Largest immigration swoop delays U.S. jobs and angers key ally South Korea
DONALD TRUMP promised tough action on immigration. What America got last week was the largest workplace raid in its history… and one of the biggest own goals yet.
At the Hyundai–LG battery megasite in Georgia, federal agents swept in and arrested nearly 500 people, most of them South Korean nationals. The images were stark: skilled technicians in handcuffs, lined up in buses, filmed and broadcast for the world to see. Washington called it law enforcement. Seoul called it humiliation.

Here’s the reality. Those Korean workers weren’t here to steal American jobs. They were here to set up the production lines – the complex machinery that requires the same teams who built it in Korea. Once complete, those lines would have been handed over to local Americans, who would have been hired, trained, and paid to run them long term.
By tearing those crews off the job in one swoop, the administration has achieved three things:
[1] Delayed thousands of U.S. jobs that were supposed to follow once the plant went live.
[2] Shaken a multibillion-dollar investment in American manufacturing.
[3] Offended one of America’s closest allies, South Korea, which has now flown hundreds of its people home on chartered planes.
Hyundai says none of those detained were direct employees, only contractors. But construction has paused, and the timeline for American hiring is slipping. South Korea has lodged formal protests. And all the while, Trump boasts of a “victory.”

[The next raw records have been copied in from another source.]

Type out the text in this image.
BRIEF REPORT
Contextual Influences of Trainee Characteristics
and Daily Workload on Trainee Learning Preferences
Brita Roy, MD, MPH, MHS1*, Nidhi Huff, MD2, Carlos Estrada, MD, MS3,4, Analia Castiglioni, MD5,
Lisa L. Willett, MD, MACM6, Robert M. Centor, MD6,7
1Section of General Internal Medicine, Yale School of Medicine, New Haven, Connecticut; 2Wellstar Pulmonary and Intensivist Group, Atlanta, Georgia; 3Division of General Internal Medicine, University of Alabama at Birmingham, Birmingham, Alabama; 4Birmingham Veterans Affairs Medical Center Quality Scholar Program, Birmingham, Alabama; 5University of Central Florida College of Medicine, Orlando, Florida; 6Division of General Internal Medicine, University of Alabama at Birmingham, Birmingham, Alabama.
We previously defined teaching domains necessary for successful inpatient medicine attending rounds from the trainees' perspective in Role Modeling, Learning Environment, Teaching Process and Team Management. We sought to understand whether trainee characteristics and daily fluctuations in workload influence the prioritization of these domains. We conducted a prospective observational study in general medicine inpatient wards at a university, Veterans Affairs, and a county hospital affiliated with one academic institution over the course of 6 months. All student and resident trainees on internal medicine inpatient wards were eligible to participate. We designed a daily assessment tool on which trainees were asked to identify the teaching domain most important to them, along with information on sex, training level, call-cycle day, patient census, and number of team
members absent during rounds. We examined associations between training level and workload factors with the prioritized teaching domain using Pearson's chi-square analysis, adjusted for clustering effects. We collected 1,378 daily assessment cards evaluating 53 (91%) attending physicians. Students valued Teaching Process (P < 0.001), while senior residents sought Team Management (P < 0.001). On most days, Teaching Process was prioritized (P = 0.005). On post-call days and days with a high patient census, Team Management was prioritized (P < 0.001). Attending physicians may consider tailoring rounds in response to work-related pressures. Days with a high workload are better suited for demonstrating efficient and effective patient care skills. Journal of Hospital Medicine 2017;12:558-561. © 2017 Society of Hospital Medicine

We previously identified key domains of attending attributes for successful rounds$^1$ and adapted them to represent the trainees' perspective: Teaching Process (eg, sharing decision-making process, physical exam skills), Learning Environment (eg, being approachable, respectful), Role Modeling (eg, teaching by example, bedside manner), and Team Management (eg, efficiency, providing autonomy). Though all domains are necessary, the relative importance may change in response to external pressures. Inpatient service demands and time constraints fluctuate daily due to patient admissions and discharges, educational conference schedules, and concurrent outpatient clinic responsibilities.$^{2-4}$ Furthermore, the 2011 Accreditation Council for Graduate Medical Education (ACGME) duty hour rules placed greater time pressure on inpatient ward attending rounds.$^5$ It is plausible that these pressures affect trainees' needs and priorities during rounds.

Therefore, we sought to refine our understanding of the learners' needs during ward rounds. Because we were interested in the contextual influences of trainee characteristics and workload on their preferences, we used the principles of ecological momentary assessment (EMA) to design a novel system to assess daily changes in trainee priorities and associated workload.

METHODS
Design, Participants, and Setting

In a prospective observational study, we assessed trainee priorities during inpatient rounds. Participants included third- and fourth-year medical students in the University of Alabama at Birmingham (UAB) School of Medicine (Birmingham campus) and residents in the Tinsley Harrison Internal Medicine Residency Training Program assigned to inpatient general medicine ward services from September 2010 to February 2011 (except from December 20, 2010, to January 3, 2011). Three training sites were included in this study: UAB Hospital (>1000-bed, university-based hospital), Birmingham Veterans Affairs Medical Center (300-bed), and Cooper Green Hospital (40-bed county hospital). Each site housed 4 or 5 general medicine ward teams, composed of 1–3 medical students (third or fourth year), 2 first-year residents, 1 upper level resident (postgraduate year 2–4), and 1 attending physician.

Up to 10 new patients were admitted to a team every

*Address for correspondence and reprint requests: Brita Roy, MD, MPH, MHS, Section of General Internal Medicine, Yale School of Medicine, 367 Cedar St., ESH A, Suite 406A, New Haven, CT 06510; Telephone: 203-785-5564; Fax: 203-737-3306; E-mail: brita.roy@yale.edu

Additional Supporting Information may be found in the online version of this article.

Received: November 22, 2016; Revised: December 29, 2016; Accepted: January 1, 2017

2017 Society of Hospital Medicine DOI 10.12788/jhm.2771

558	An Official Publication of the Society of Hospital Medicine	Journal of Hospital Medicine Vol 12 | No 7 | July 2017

This isn’t strength. It’s short-sighted bluster that hurts U.S. workers and undermines U.S. alliances. America needs those factories. It needs those jobs. And it needs South Korea as a partner in everything from trade to security.
Trump may think he’s made a point about immigration. What he’s really done is make Americans wait longer for paychecks, and make allies wonder whether the U.S. can be trusted. In trying to look tough, he has shown weakness.